Judge Kaplan’s Subtle Word Change Signals Potential for Extended Jury Deliberation in High-Profile Trial

Trump
Michael Wyke/AP Photo

On Tuesday evening, a seemingly minor modification made by Judge Lewis Kaplan to a court order captured the attention of legal analysts, hinting at potential implications for the jury’s deliberations in a high-profile damages trial. Kaplan altered a single word in the document, changing “lunch” to “meals.” This subtle change, while small, is laden with significance, according to MSNBC legal analyst Lisa Rubin.

Rubin interprets this adjustment as a signal from Judge Kaplan to the broader public.

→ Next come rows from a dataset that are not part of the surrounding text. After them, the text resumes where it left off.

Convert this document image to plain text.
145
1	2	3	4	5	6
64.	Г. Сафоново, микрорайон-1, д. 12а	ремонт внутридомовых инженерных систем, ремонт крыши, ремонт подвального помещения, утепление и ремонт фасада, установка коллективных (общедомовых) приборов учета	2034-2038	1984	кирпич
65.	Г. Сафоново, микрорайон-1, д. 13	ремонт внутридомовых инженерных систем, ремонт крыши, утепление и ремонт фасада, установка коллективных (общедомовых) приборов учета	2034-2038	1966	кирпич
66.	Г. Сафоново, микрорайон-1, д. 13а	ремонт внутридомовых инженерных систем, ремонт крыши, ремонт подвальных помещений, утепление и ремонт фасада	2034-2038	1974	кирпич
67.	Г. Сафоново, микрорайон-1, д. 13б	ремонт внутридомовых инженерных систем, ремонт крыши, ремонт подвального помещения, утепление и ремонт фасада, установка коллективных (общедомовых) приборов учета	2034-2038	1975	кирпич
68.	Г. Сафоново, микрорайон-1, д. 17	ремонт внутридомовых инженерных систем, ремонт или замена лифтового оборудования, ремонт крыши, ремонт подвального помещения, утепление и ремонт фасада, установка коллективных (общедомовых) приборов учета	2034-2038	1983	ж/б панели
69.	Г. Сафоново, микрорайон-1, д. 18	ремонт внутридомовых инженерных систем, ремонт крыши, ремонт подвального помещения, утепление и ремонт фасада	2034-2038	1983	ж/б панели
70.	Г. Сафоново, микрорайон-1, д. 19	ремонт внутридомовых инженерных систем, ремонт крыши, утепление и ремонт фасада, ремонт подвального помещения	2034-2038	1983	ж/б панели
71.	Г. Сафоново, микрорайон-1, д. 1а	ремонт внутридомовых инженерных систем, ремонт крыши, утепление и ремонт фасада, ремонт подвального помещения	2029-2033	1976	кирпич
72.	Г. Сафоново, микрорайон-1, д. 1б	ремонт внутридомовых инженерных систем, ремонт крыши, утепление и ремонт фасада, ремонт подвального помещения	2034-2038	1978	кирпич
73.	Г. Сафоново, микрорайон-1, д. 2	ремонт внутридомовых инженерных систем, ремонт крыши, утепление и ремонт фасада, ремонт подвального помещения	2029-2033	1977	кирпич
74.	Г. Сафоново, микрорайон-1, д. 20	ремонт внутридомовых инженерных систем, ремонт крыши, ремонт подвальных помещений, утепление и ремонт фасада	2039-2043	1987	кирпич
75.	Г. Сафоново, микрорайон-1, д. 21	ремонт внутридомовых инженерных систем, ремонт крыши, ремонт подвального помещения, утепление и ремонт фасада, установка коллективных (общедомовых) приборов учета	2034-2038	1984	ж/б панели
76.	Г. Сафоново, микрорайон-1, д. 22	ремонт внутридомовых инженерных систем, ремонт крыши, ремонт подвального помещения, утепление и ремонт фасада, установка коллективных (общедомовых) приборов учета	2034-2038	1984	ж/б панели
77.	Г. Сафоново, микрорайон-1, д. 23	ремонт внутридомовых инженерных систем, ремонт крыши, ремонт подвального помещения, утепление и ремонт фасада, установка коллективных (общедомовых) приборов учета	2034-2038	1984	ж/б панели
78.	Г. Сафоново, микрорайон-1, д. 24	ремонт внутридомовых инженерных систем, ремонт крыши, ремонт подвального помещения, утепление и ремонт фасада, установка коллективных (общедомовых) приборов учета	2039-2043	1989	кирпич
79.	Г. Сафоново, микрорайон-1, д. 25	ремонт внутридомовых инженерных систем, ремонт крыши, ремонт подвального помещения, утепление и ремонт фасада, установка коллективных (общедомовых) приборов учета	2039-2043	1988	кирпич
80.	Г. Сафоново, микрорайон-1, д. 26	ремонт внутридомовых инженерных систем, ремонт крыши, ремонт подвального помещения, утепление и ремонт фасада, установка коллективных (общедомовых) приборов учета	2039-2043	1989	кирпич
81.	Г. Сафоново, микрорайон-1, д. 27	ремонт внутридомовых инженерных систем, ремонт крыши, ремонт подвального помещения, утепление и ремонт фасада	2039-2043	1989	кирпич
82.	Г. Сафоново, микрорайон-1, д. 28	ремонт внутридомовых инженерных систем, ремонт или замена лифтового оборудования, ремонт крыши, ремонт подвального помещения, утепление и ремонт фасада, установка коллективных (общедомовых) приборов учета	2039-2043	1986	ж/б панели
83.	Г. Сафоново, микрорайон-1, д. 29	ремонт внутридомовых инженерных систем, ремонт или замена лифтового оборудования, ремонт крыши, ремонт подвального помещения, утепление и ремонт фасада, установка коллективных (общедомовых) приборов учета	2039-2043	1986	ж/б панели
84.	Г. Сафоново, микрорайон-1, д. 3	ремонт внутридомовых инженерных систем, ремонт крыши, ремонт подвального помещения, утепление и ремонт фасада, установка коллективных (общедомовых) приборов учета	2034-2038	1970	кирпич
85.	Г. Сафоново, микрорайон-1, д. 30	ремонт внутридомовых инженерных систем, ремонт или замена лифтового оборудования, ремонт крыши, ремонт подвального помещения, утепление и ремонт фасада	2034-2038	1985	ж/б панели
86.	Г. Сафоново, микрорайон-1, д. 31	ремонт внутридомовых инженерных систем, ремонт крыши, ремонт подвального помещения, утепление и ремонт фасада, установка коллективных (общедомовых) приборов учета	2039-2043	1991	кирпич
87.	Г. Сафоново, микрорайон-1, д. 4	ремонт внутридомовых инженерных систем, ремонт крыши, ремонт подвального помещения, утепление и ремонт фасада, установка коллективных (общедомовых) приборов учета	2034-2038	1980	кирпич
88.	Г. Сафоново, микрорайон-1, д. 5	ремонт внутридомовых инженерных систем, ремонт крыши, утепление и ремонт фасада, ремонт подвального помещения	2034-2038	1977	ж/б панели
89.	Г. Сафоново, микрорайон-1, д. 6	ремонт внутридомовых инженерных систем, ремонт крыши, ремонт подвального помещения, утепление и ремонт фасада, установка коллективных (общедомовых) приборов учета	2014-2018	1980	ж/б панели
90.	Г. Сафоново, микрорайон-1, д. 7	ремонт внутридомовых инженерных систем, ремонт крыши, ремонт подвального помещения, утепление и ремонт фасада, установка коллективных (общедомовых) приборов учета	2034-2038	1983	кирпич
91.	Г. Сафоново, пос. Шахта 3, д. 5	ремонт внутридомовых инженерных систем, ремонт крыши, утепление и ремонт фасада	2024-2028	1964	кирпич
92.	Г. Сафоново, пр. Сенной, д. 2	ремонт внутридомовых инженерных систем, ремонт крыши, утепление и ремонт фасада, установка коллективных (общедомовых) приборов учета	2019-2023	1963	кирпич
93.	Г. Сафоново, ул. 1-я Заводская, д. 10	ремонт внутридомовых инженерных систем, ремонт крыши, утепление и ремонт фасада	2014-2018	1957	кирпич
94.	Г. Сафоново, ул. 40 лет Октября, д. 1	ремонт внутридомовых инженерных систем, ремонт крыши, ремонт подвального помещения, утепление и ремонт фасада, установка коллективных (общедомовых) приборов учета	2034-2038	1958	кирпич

She suggests that the change in terminology indicates Kaplan’s readiness for the jury to engage in extended deliberations, potentially stretching into the evening hours.

The implication here is that Kaplan is preparing for a scenario where the jury’s discussions go beyond the typical daytime schedule, demonstrating his willingness to accommodate a thorough and possibly prolonged deliberation process.

The trial, which has been drawing considerable attention, experienced a pause since Monday. This interruption was due to an unexpected turn of events when Alina Habba, the attorney representing Donald Trump, disclosed her recent exposure to COVID-19.

Additionally, a juror reported in sick on the same day, contributing to the delay. Trump, who has publicly stated his intention to testify in the trial, was unable to attend the court proceedings on Tuesday. His absence was due to his involvement in the New Hampshire Primary Election, an event of significant political importance.

Originally, the court proceedings were scheduled to resume on Wednesday. However, this plan has been altered, with the trial now expected to continue on Thursday. This latest development adds another layer of complexity to a trial that has been characterized by unexpected twists and high-stakes legal maneuvering. Judge Kaplan’s word change in the court order, though seemingly minor, plays into this narrative, suggesting a readiness for a potentially extended and intense jury deliberation phase.